Asymptotic Bayes factors (Wakefield, 2009) are commonly used in genetic association studies as these only require the specification of \(Z\)-scores (or equivalently the effect size coefficients, \(\beta\), and their standard errors, \(V\)), the standard errors of the effect sizes (\(V\)) and the prior variance of the estimated effect size (\(W^2\)), thus only requiring summary data from genetic association studies plus an estimate for the \(W\) parameter.

Consequently, the corrcoverage package contains functions for converting between \(P\)-values, \(Z\)-scores, asymptotic Bayes factors (ABFs) and posterior probabilities of causality (PPs). The following table shows what input these conversion functions require and what output they produce. The ‘include null model’ column is for whether the null model of no genetic effect is included in the calculation (PPs obtained using the standard Bayesian approach ignore this).

Function Include null model? Input Output
approx.bf.p YES \(P\)-values log(ABF)
pvals_pp YES \(P\)-values Posterior Probabilities
z0_pp YES Marginal \(Z\)-scores Posterior Probabilities
ppfunc NO Marginal \(Z\)-scores Posterior Probabilities

Marginal and joint Z scores

Functions are also provided to simulate marginal \(Z\)-scores from joint \(Z\)-scores (\(Z_j\)). The joint \(Z\)-scores are all 0, except at the causal variant where it is the “true effect”, \(\mu\).

\(\mu\) can be estimated using the est_mu function which requires sample sizes, marginal \(Z\)-scores and minor allele frequencies. We estimate \(\mu\) by \[\hat\mu=\sum_{j}|Z_j|\times PP_j\]

The z_sim function simulates marginal \(Z\)-scores from joint \(Z\)-scores, whilst zj_pp can be used to simulate posterior probability systems from a joint \(Z\)-score vector. These functions first calculate the expected marginal \(Z\) scores, \(E(Z)\), \[E(Z)=Z_j \times \Sigma\] where \(\Sigma\) is the correlation matrix between SNPs.

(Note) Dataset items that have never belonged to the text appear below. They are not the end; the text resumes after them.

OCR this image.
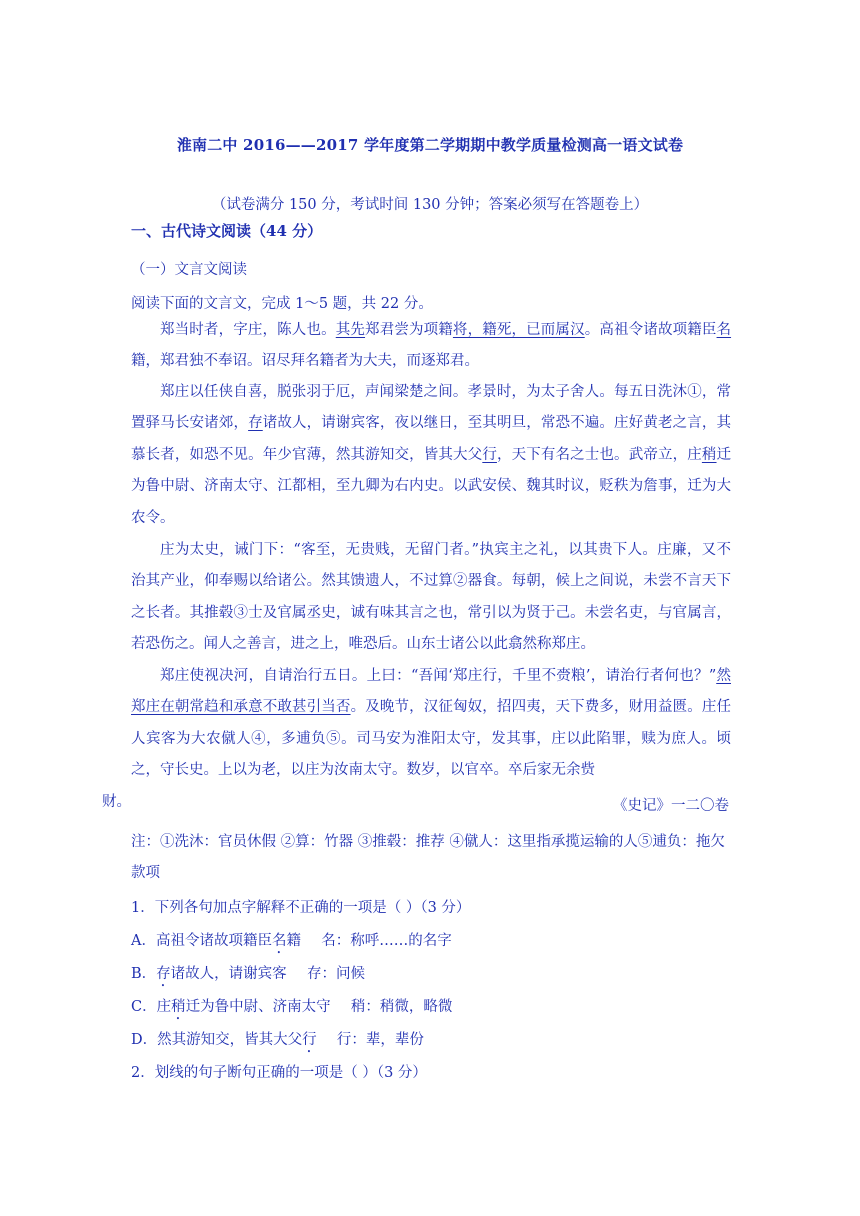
淮南二中 2016——2017 学年度第二学期期中教学质量检测高一语文试卷
（试卷满分 150 分，考试时间 130 分钟；答案必须写在答题卷上）
一、古代诗文阅读（44 分）
（一）文言文阅读
阅读下面的文言文，完成 1～5 题，共 22 分。
郑当时者，字庄，陈人也。其先郑君尝为项籍将，籍死，已而属汉。高祖令诸故项籍臣名籍，郑君独不奉诏。诏尽拜名籍者为大夫，而逐郑君。
郑庄以任侠自喜，脱张羽于厄，声闻梁楚之间。孝景时，为太子舍人。每五日洗沐①，常置驿马长安诸郊，存诸故人，请谢宾客，夜以继日，至其明旦，常恐不遍。庄好黄老之言，其慕长者，如恐不见。年少官薄，然其游知交，皆其大父行，天下有名之士也。武帝立，庄稍迁为鲁中尉、济南太守、江都相，至九卿为右内史。以武安侯、魏其时议，贬秩为詹事，迁为大农令。
庄为太史，诫门下：“客至，无贵贱，无留门者。”执宾主之礼，以其贵下人。庄廉，又不治其产业，仰奉赐以给诸公。然其馈遗人，不过算②器食。每朝，候上之间说，未尝不言天下之长者。其推毂③士及官属丞史，诚有味其言之也，常引以为贤于己。未尝名吏，与官属言，若恐伤之。闻人之善言，进之上，唯恐后。山东士诸公以此翕然称郑庄。
郑庄使视决河，自请治行五日。上曰：“吾闻‘郑庄行，千里不赍粮’，请治行者何也？”然郑庄在朝常趋和承意不敢甚引当否。及晚节，汉征匈奴，招四夷，天下费多，财用益匮。庄任人宾客为大农僦人④，多逋负⑤。司马安为淮阳太守，发其事，庄以此陷罪，赎为庶人。顷之，守长史。上以为老，以庄为汝南太守。数岁，以官卒。卒后家无余赀
财。	《史记》一二〇卷
注：①洗沐：官员休假 ②算：竹器 ③推毂：推荐 ④僦人：这里指承揽运输的人⑤逋负：拖欠款项
1．下列各句加点字解释不正确的一项是（ ）（3 分）
A．高祖令诸故项籍臣名籍 名：称呼……的名字
B．存诸故人，请谢宾客 存：问候
C．庄稍迁为鲁中尉、济南太守 稍：稍微，略微
D．然其游知交，皆其大父行 行：辈，辈份
2．划线的句子断句正确的一项是（ ）（3 分）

We can then simulate more \(Z\)-score systems from a multivariate normal distribution with mean \(E(Z)\) and variance \(\Sigma\). This is a key step in our corrected coverage method.

Summary

  • Joint \(Z\) score vectors (Z_j) are used to derive expected marginal \(Z\) score vectors, by multiplying with the SNP correlation matrix.

\[E(Z)=Z_j \times \Sigma\]

  • The expected marginal \(Z\) score vectors can be used as the mean in a multi-variate normal distribution with variance equal to the SNP correlation matrix to simulate more marginal \(Z\) score vectors.

\[Z \sim MVN(E(Z),\Sigma)\]

  • The z_sim function follows these steps to simulate nrep marginal \(Z\) score vectors.

  • The zj_pp function goes one step further and converts these simulated marginal \(Z\) scores to posterior probabilities of causality.